Lipids are a class of biomolecules that play an essential role in numerous biochemical functions, including energy production and homeostasis, cellular communication, and plasma membrane structure. However, lipids are also linked to many diseases and pathological processes, the most common of which are heart disease, diabetes, and inflammation. In order to maintain homeostasis, the body has an intricate and complex transport system to deliver cholesterol and fatty acid from the diet to vital tissues and organs, as well as a method to transport excess cholesterol from tissues and cells back to the liver where it can be excreted or recycled. Disruption or dysregulation in any parts of this system results in life-threatening diseases such as coronary artery disease. Utilizing a variety of biochemical, cell biology, and imaging approaches, we describe several recent findings in two important aspects of lipid metabolism—intravascular triglyceride metabolism and macrophage reverse cholesterol transport.
In the first several sections, studies describe the protein GPIHBP1. GPIHBP1 is a protein of capillary endothelial cells that is responsible for capturing lipoprotein lipase (LPL) and transporting it to the capillary lumen where LPL functions in hydrolysis of triglyceride-rich lipoproteins in the bloodstream, releasing fatty acids for use by surrounding tissues. Without GPIHBP1, LPL never reaches the capillary lumen and triglyceride hydrolysis is deficient, resulting in severe hypertriglyceridemia. In the following studies, we first developed and characterized several monoclonal antibodies (mAbs) against human GPIHBP1, then utilized these mAbs to better understand GPIHBP1’s role in hypercholesterolemia and cancer lipid metabolism.
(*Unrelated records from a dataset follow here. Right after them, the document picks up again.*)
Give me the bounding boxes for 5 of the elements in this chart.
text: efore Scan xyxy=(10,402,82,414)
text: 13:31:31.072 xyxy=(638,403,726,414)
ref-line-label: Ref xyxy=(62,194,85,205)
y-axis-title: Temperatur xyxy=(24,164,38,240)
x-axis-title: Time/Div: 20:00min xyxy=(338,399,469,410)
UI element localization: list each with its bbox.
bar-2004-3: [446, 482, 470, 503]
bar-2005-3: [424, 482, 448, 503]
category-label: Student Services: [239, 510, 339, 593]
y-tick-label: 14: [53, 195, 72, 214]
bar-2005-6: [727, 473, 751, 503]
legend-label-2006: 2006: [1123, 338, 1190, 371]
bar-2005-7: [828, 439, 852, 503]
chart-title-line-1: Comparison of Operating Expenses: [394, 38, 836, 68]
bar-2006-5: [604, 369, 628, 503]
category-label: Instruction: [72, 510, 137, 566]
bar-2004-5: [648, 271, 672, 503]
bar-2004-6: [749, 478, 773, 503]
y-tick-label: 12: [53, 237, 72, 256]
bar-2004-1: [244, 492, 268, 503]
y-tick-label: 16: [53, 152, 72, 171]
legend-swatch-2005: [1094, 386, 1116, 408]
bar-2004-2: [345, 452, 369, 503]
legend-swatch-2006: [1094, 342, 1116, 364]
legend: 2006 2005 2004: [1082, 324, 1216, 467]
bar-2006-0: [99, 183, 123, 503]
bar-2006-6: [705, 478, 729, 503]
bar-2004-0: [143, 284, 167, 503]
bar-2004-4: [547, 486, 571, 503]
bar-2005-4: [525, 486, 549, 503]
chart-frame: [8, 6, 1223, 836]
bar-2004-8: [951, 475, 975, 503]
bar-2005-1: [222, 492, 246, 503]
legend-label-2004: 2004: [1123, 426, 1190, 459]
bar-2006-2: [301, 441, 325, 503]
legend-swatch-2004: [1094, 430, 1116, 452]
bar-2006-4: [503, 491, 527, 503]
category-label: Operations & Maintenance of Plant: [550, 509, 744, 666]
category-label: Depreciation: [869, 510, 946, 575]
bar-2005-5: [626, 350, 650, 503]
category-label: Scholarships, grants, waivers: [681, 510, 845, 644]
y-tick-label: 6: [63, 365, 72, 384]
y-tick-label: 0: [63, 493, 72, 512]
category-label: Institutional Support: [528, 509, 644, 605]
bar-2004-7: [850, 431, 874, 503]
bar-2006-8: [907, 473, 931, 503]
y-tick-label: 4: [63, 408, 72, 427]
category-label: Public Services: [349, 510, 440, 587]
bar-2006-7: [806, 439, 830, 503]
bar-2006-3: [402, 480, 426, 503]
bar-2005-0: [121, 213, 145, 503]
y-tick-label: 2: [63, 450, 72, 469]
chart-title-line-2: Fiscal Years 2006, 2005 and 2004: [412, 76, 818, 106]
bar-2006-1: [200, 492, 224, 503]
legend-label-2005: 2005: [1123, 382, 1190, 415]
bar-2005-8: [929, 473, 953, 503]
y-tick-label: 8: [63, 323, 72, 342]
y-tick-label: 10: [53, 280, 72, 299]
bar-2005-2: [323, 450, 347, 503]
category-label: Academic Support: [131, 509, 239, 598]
In the later sections, we investigated macrophages and their role in reverse cholesterol transport. Macrophage have been known to internalize cholesterol and offload excess cholesterol back to the bloodstream and the liver. Cholesterol efflux from macrophages have been studied extensively and has generally been thought to involve direct transport of cholesterol from ATP-binding cassette (ABC) transporters to acceptors in the plasma such as high density lipoproteins (HDL). In these studies, we demonstrate that macrophages release ~20 to 100-nm particles derived from the plasma membrane and that these particles are highly enriched in a pool of accessible cholesterol. This release cholesterol-rich particles would greatly augment macrophages’ ability to offload excess cholesterol in reverse cholesterol transport.